De acordo com o Caminho do Meio, mesmo o próprio tempo não tem nenhuma natureza inerente por si mesmo, independente de designação conceitual. Enquanto os eventos passados certamente influenciam o presente, o modo com que agora designamos o passado, determina também como ele surge para nós, relativo a nossa presente estrutura de referência cognitiva. Obviamente, há uma assimetria entre o passado e o presente, de acordo com o Budismo, assim como a física moderna. Nós podemos pensar como percebemos um pedaço de fruta podre, mas isto não reverterá o processo de decomposição. Mais geralmente, nós não podemos mudar o passado, pois ele existe independentemente de nossos modos de percepção e concepção. Mas nós podemos mudá-lo, relativo as nossas estruturas cognitivas de referência, e de acordo com o Caminho do Meio, não há passado, presente ou futuro, independente de tais estruturas de referência. E assim o passado pode nos causar um impacto de inúmeros modos, dependendo da maneira na qual nós o designamos conceitualmente no presente. Ao designarmos os fenômenos que se originam do passado de modos diferentes, a natureza dos eventos passados, muda correspondentemente, relacionada a estes modos atuais de designação.
Evocando uma analogia na física moderna, o físico Eugene Wigner, comentou: "Nós não conhecemos qualquer fenômeno, no qual um sujeito seja influenciado por outro sem exercer uma influência neste". Ao concretizarmos o tempo, nós assumimos que o passado influencia o presente, mas não é influenciado pelo presente; e que o presente influencia o futuro, mas não é influenciado por ele. Tal influência unilateral vai contra a natureza da atual compreensão científica do mundo físico. A visão de Madhyamaka nega a existência inerente de todos os três tempos, apoiando a visão de que todos eles podem influenciar uns aos outros, relativo à estrutura de referência da qual eles são designados.
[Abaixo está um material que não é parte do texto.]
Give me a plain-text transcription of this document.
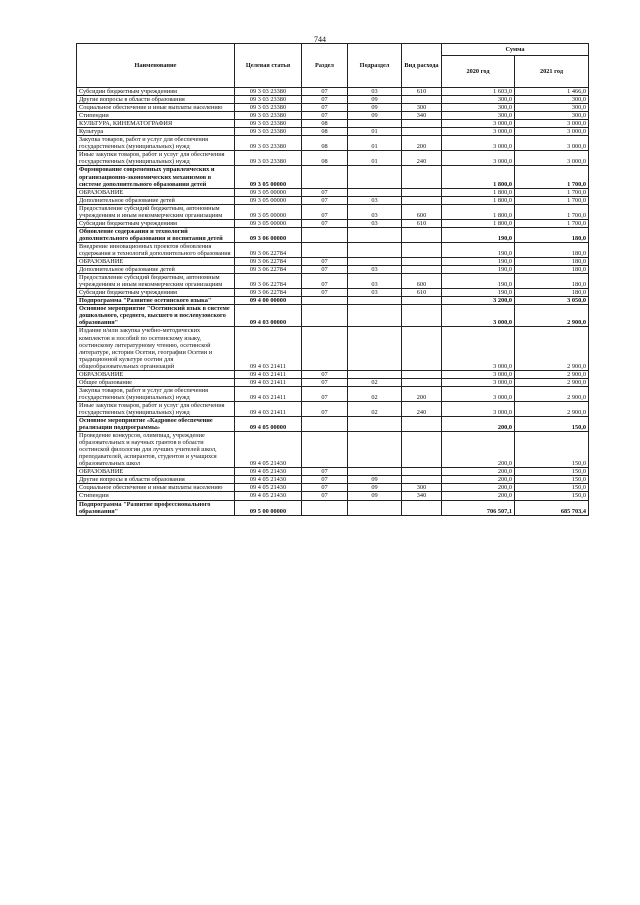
744
Наименование	Целевая статья	Раздел	Подраздел	Вид расхода	Сумма	
					2020 год	2021 год
Субсидии бюджетным учреждениям	09 3 03 23380	07	03	610	1 603,0	1 466,0
Другие вопросы в области образования	09 3 03 23380	07	09		300,0	300,0
Социальное обеспечение и иные выплаты населению	09 3 03 23380	07	09	300	300,0	300,0
Стипендии	09 3 03 23380	07	09	340	300,0	300,0
КУЛЬТУРА, КИНЕМАТОГРАФИЯ	09 3 03 23380	08			3 000,0	3 000,0
Культура	09 3 03 23380	08	01		3 000,0	3 000,0
Закупка товаров, работ и услуг для обеспечения государственных (муниципальных) нужд	09 3 03 23380	08	01	200	3 000,0	3 000,0
Иные закупки товаров, работ и услуг для обеспечения государственных (муниципальных) нужд	09 3 03 23380	08	01	240	3 000,0	3 000,0
Формирование современных управленческих и организационно-экономических механизмов в системе дополнительного образования детей	09 3 05 00000				1 800,0	1 700,0
ОБРАЗОВАНИЕ	09 3 05 00000	07			1 800,0	1 700,0
Дополнительное образование детей	09 3 05 00000	07	03		1 800,0	1 700,0
Предоставление субсидий бюджетным, автономным учреждениям и иным некоммерческим организациям	09 3 05 00000	07	03	600	1 800,0	1 700,0
Субсидии бюджетным учреждениям	09 3 05 00000	07	03	610	1 800,0	1 700,0
Обновление содержания и технологий дополнительного образования и воспитания детей	09 3 06 00000				190,0	180,0
Внедрение инновационных проектов обновления содержания и технологий дополнительного образования	09 3 06 22784				190,0	180,0
ОБРАЗОВАНИЕ	09 3 06 22784	07			190,0	180,0
Дополнительное образование детей	09 3 06 22784	07	03		190,0	180,0
Предоставление субсидий бюджетным, автономным учреждениям и иным некоммерческим организациям	09 3 06 22784	07	03	600	190,0	180,0
Субсидии бюджетным учреждениям	09 3 06 22784	07	03	610	190,0	180,0
Подпрограмма "Развитие осетинского языка"	09 4 00 00000				3 200,0	3 050,0
Основное мероприятие "Осетинский язык в системе дошкольного, среднего, высшего и послевузовского образования"	09 4 03 00000				3 000,0	2 900,0
Издание и/или закупка учебно-методических комплектов и пособий по осетинскому языку, осетинскому литературному чтению, осетинской литературе, истории Осетии, географии Осетии и традиционной культуре осетин для общеобразовательных организаций	09 4 03 21411				3 000,0	2 900,0
ОБРАЗОВАНИЕ	09 4 03 21411	07			3 000,0	2 900,0
Общее образование	09 4 03 21411	07	02		3 000,0	2 900,0
Закупка товаров, работ и услуг для обеспечения государственных (муниципальных) нужд	09 4 03 21411	07	02	200	3 000,0	2 900,0
Иные закупки товаров, работ и услуг для обеспечения государственных (муниципальных) нужд	09 4 03 21411	07	02	240	3 000,0	2 900,0
Основное мероприятие «Кадровое обеспечение реализации подпрограммы»	09 4 05 00000				200,0	150,0
Проведение конкурсов, олимпиад, учреждение образовательных и научных грантов в области осетинской филологии для лучших учителей школ, преподавателей, аспирантов, студентов и учащихся образовательных школ	09 4 05 21430				200,0	150,0
ОБРАЗОВАНИЕ	09 4 05 21430	07			200,0	150,0
Другие вопросы в области образования	09 4 05 21430	07	09		200,0	150,0
Социальное обеспечение и иные выплаты населению	09 4 05 21430	07	09	300	200,0	150,0
Стипендии	09 4 05 21430	07	09	340	200,0	150,0
Подпрограмма "Развитие профессионального образования"	09 5 00 00000				706 507,1	685 703,4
O físico John Archibald Wheeler explicou este princípio em termos de física quântica: "É errado pensar neste passado como "já existente", em todos os detalhes. O "passado" é teoria. O passado não tem existência, exceto quando registrado no presente. Ao decidirmos que questões o nosso equipamento de registros quânticos colocará no presente, nós temos uma escolha incontestável quanto ao que temos o direito de dizer sobre o passado". Por exemplo, os sistemas de medição usados pelos cosmólogos aqui e agora, desempenham um papel crucial ao realizar o que parece ter acontecido na evolução inicial do universo. Ele conclui: "Útil como é, sob circunstâncias comuns, dizer que o mundo existe "lá fora", independente de nós, esta visão não pode mais ser sustentada. Há um sentido estranho no qual este é um "universo de participação"".
Mais recentemente, os físicos Stephen W. Hawking e Thomas Hertog propuseram que não há absolutamente nenhuma história objetiva do universo como ele existe independentemente de todos os sistemas de avaliação (medição) e modos de investigação conceitual. Ao invés disto, há muitas histórias possíveis, entre as quais os cientistas selecionam uma ou mais, baseadas em seus métodos específicos de investigação. De acordo com Hawking, cada versão possível do universo, existe simultaneamente em um estado de superposição quântica - mais como uma série de possibilidades do que como realidades concretas. Quando fazemos uma avaliação, nós selecionamos deste âmbito de possibilidades, um subconjunto de histórias que compartilhem as características específicas avaliadas. Para relacionar isto com o Caminho do Meio: Esta é uma expressão de nossa liberdade, escolher as bases de designação, nas quais podemos novamente escolher livremente, designar uma história do universo como o concebemos, baseados neste subconjunto de histórias. Deste modo, podemos exercitar o nosso livre arbítrio, não somente para estabelecer o nosso passado, mas também para estruturar o nosso presente e lançar as sementes de nosso futuro.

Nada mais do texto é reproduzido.